On 4/13/20 8:04 PM, Jacek Caban wrote:
On 13.04.2020 22:47, Zebediah Figura wrote:
I don't know what we'd do about Mac, but along the same lines, I'd think we'd want to extend/analogize the current solution regarding bitness to the whole architecture triple.
Well Mac would be even easier to target than it is now if we provide right tools (because some of those dependences are tricky on Mac already). And if some packagers really insist on splitting those packages, they can still do that. with what I proposed. They can use our build system as a 'driver' or do it manually, that's all fine. We'd be not forcing one way or another.
So let me give a few examples of different choices packagers can do. I will call wine-core Wine as we know today (which will not change architecturally) and wine-meta-distro the proposed separated repo for dependencies build system allowing a simple and straightforward way to bootstrap complete Wine+dependences package, depending only on cross compilation tools.
- Not care, provide just wine-core package (addon headers are just a
build time dependency). Wine will download and cache addons in runtime.
- Use wine-core the way distro currently do to provide Wine package.

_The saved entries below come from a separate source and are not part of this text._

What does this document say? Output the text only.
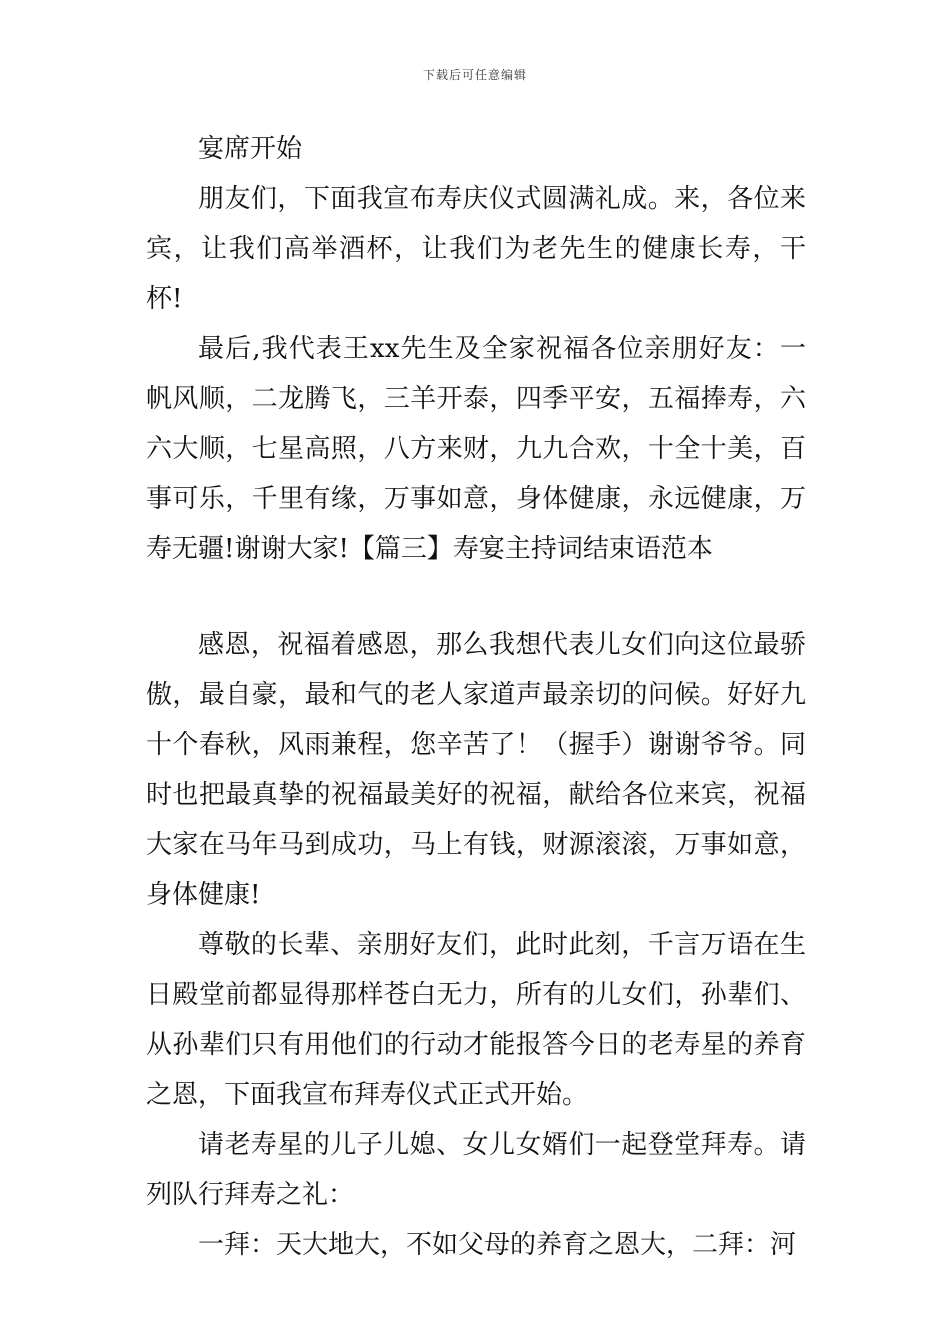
下载后可任意编辑

宴席开始

朋友们，下面我宣布寿庆仪式圆满礼成。来，各位来宾，让我们高举酒杯，让我们为老先生的健康长寿，干杯!

最后,我代表王xx先生及全家祝福各位亲朋好友：一帆风顺，二龙腾飞，三羊开泰，四季平安，五福捧寿，六六大顺，七星高照，八方来财，九九合欢，十全十美，百事可乐，千里有缘，万事如意，身体健康，永远健康，万寿无疆!谢谢大家!【篇三】寿宴主持词结束语范本

感恩，祝福着感恩，那么我想代表儿女们向这位最骄傲，最自豪，最和气的老人家道声最亲切的问候。好好九十个春秋，风雨兼程，您辛苦了！（握手）谢谢爷爷。同时也把最真挚的祝福最美好的祝福，献给各位来宾，祝福大家在马年马到成功，马上有钱，财源滚滚，万事如意，身体健康!

尊敬的长辈、亲朋好友们，此时此刻，千言万语在生日殿堂前都显得那样苍白无力，所有的儿女们，孙辈们、从孙辈们只有用他们的行动才能报答今日的老寿星的养育之恩，下面我宣布拜寿仪式正式开始。

请老寿星的儿子儿媳、女儿女婿们一起登堂拜寿。请列队行拜寿之礼：

一拜：天大地大，不如父母的养育之恩大，二拜：河
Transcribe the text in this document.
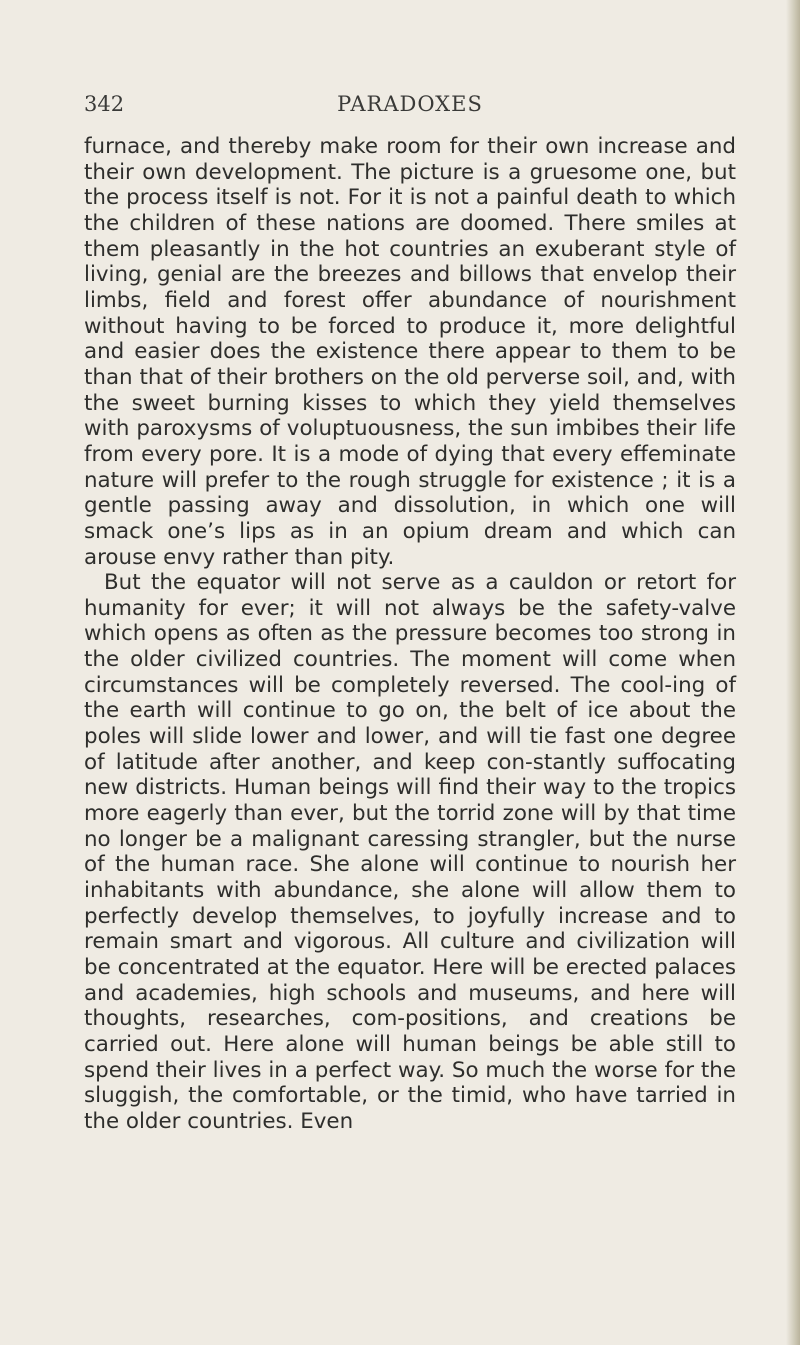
342	PARADOXES

furnace, and thereby make room for their own increase and their own development. The picture is a gruesome one, but the process itself is not. For it is not a painful death to which the children of these nations are doomed. There smiles at them pleasantly in the hot countries an exuberant style of living, genial are the breezes and billows that envelop their limbs, field and forest offer abundance of nourishment without having to be forced to produce it, more delightful and easier does the existence there appear to them to be than that of their brothers on the old perverse soil, and, with the sweet burning kisses to which they yield themselves with paroxysms of voluptuousness, the sun imbibes their life from every pore. It is a mode of dying that every effeminate nature will prefer to the rough struggle for existence ; it is a gentle passing away and dissolution, in which one will smack one’s lips as in an opium dream and which can arouse envy rather than pity.

But the equator will not serve as a cauldon or retort for humanity for ever; it will not always be the safety-valve which opens as often as the pressure becomes too strong in the older civilized countries. The moment will come when circumstances will be completely reversed. The cool-ing of the earth will continue to go on, the belt of ice about the poles will slide lower and lower, and will tie fast one degree of latitude after another, and keep con-stantly suffocating new districts. Human beings will find their way to the tropics more eagerly than ever, but the torrid zone will by that time no longer be a malignant caressing strangler, but the nurse of the human race. She alone will continue to nourish her inhabitants with abundance, she alone will allow them to perfectly develop themselves, to joyfully increase and to remain smart and vigorous. All culture and civilization will be concentrated at the equator. Here will be erected palaces and academies, high schools and museums, and here will thoughts, researches, com-positions, and creations be carried out. Here alone will human beings be able still to spend their lives in a perfect way. So much the worse for the sluggish, the comfortable, or the timid, who have tarried in the older countries. Even
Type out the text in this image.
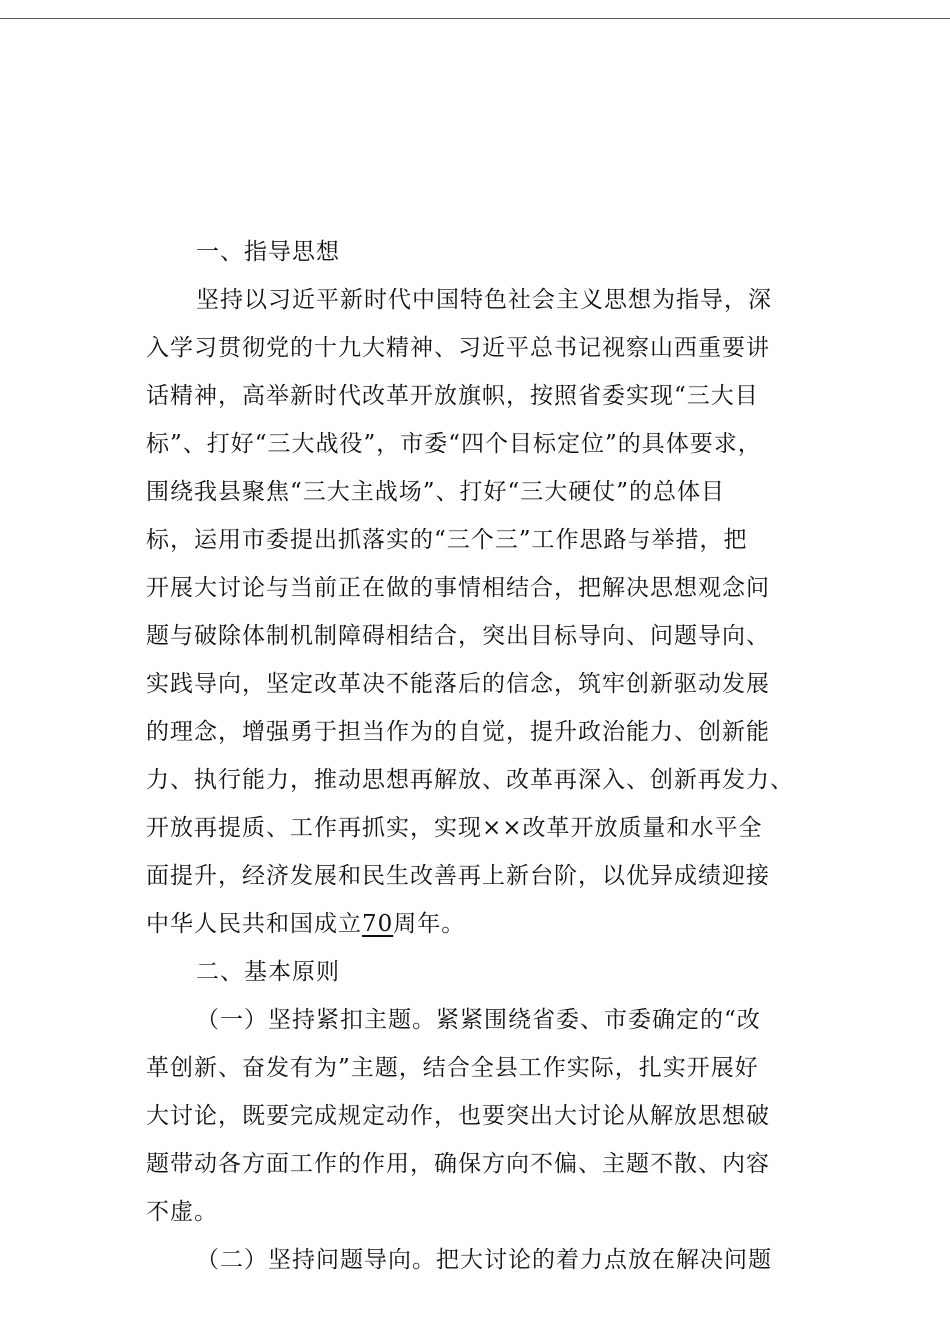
一、指导思想
坚持以习近平新时代中国特色社会主义思想为指导，深
入学习贯彻党的十九大精神、习近平总书记视察山西重要讲
话精神，高举新时代改革开放旗帜，按照省委实现“三大目
标”、打好“三大战役”，市委“四个目标定位”的具体要求，
围绕我县聚焦“三大主战场”、打好“三大硬仗”的总体目
标，运用市委提出抓落实的“三个三”工作思路与举措，把
开展大讨论与当前正在做的事情相结合，把解决思想观念问
题与破除体制机制障碍相结合，突出目标导向、问题导向、
实践导向，坚定改革决不能落后的信念，筑牢创新驱动发展
的理念，增强勇于担当作为的自觉，提升政治能力、创新能
力、执行能力，推动思想再解放、改革再深入、创新再发力、
开放再提质、工作再抓实，实现××改革开放质量和水平全
面提升，经济发展和民生改善再上新台阶，以优异成绩迎接
中华人民共和国成立70周年。
二、基本原则
（一）坚持紧扣主题。紧紧围绕省委、市委确定的“改
革创新、奋发有为”主题，结合全县工作实际，扎实开展好
大讨论，既要完成规定动作，也要突出大讨论从解放思想破
题带动各方面工作的作用，确保方向不偏、主题不散、内容
不虚。
（二）坚持问题导向。把大讨论的着力点放在解决问题
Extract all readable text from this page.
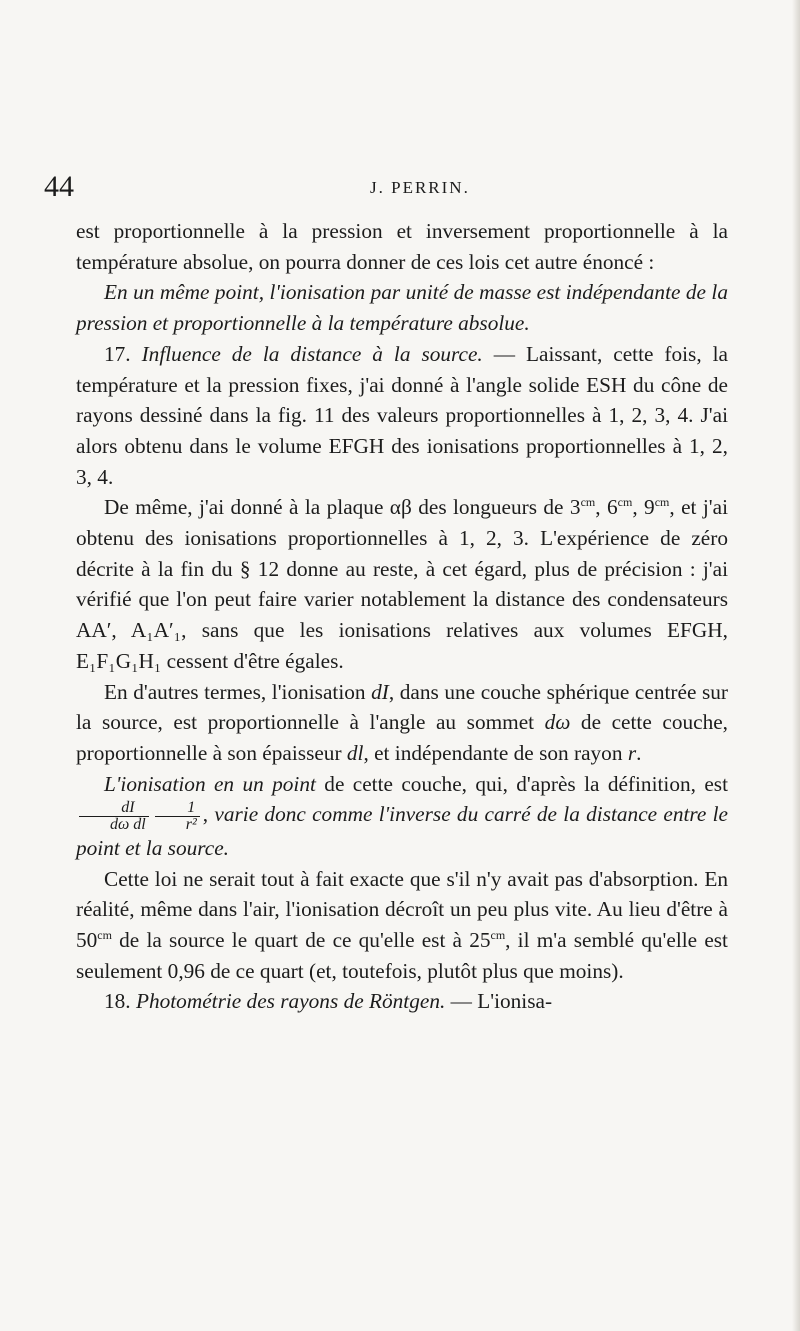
44	J. PERRIN.

est proportionnelle à la pression et inversement proportionnelle à la température absolue, on pourra donner de ces lois cet autre énoncé :

En un même point, l'ionisation par unité de masse est indépendante de la pression et proportionnelle à la température absolue.

17. Influence de la distance à la source. — Laissant, cette fois, la température et la pression fixes, j'ai donné à l'angle solide ESH du cône de rayons dessiné dans la fig. 11 des valeurs proportionnelles à 1, 2, 3, 4. J'ai alors obtenu dans le volume EFGH des ionisations proportionnelles à 1, 2, 3, 4.

De même, j'ai donné à la plaque αβ des longueurs de $3^{cm}$, $6^{cm}$, $9^{cm}$, et j'ai obtenu des ionisations proportionnelles à 1, 2, 3. L'expérience de zéro décrite à la fin du § 12 donne au reste, à cet égard, plus de précision : j'ai vérifié que l'on peut faire varier notablement la distance des condensateurs AA′, A₁A′₁, sans que les ionisations relatives aux volumes EFGH, E₁F₁G₁H₁ cessent d'être égales.

En d'autres termes, l'ionisation dI, dans une couche sphérique centrée sur la source, est proportionnelle à l'angle au sommet dω de cette couche, proportionnelle à son épaisseur dl, et indépendante de son rayon r.

L'ionisation en un point de cette couche, qui, d'après la définition, est
$\frac{dI}{\text{dω dl}} \frac{1}{\text{r²}}$ , varie donc comme l'inverse du carré de la distance entre le point et la source.

Cette loi ne serait tout à fait exacte que s'il n'y avait pas d'absorption. En réalité, même dans l'air, l'ionisation décroît un peu plus vite. Au lieu d'être à $50^{cm}$ de la source le quart de ce qu'elle est à $25^{cm}$, il m'a semblé qu'elle est seulement 0,96 de ce quart (et, toutefois, plutôt plus que moins).

18. Photométrie des rayons de Röntgen. — L'ionisa-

Use wine-meta-distro to build Wine addons as one but separated package.
- Use wine-meta-distro to produce both a fresh wine-core and wine
addons package in a single step for a single package.
- Like 2 or 3, but distro wants some customization itself. They
can do that, for example, by pointing wine-meta-distro to its own version of relevant package, pass additional config options or do simple source code modifications.
- Split Wine into 20 packages. A distro can use wine-meta-distro
to do build config stuff, so that they don't need to change their scripts every time something changes in any of dependent packages, but otherwise treat every dependency as a separated package.
- Split into 20 packages and deal with them without wine-meta-distro
packages. This will require packagers to redo all the work that packagers choosing 1-5 will be getting for free.
Your proposal seems to be similar to something between 5 and 6. I don't expect packagers to be thrilled with that idea if they have 2-4 as alternatives, by the key point is: let's give them a choice.
Pretty much 5, I think. If I understand correctly, 6 is only true when distributions are already shipping mingw packages (and only for those packages), in which case they're not really redoing any work.
The other important part of 5 is that you can build all those packages in a combination of versions that are tested and guaranteed by community to work (unless packager chooses to do otherwise). My understanding is that you meant packagers to do arbitrary version choices by default.
I'm not admittedly sure what's meant by arbitrary version choices, or perhaps this paragraph in general, but I'm imagining that mingw packages will be no different than non-mingw packages in most respects, so we/distributions can do whatever testing is desired.
If you expect packagers to build 20 packages, they need to make 20 version choices about version and then update them as they see the fit.
Maybe, but the alternative is "let the Wine project make all of those decisions". And if they'd rather trust the versions we propose, then it wouldn't matter how the packages are built.
I don't work in distributions, but I don't particularly understand why 5 is any harder than 2-4, or what's gained from having 2-4 as an option.
The gain from 2-4 is simplicity that I mentioned earlier, which I think is crucial if we want wide adaptation. What's gained by 5?
Essentially, that it's the way things are already done.
I guess I'm also still not understanding why 2-4 is simpler, except I guess it doesn't require any packages to be installed as build dependencies—which doesn't seem like a huge advantage, since that's basically just the norm for package building.
Let's use an example. Suppose I want to bootstrap a fully working Wine on a distro with no Wine or Wine-specific packages (or I just don't want to use them). I don't want to use any binary blob, so I need to build all PE dependences myself. How would my experience look like with what you propose?
Well, in general, someone like me who's not interested in hacking on any PE libraries would retrieve precompiled libraries from WineHQ or distribution repositories—just like installing regular devel packages, just with a different architecture—and then build Wine the same way as is currently done (configure, make, make install).
If one insists on compiling everything themself, they'd go through the same process as they would with any other package. I don't see why wanting to manually compile every PE dependency would be any more likely with Wine than other software, or why it should be treated any differently.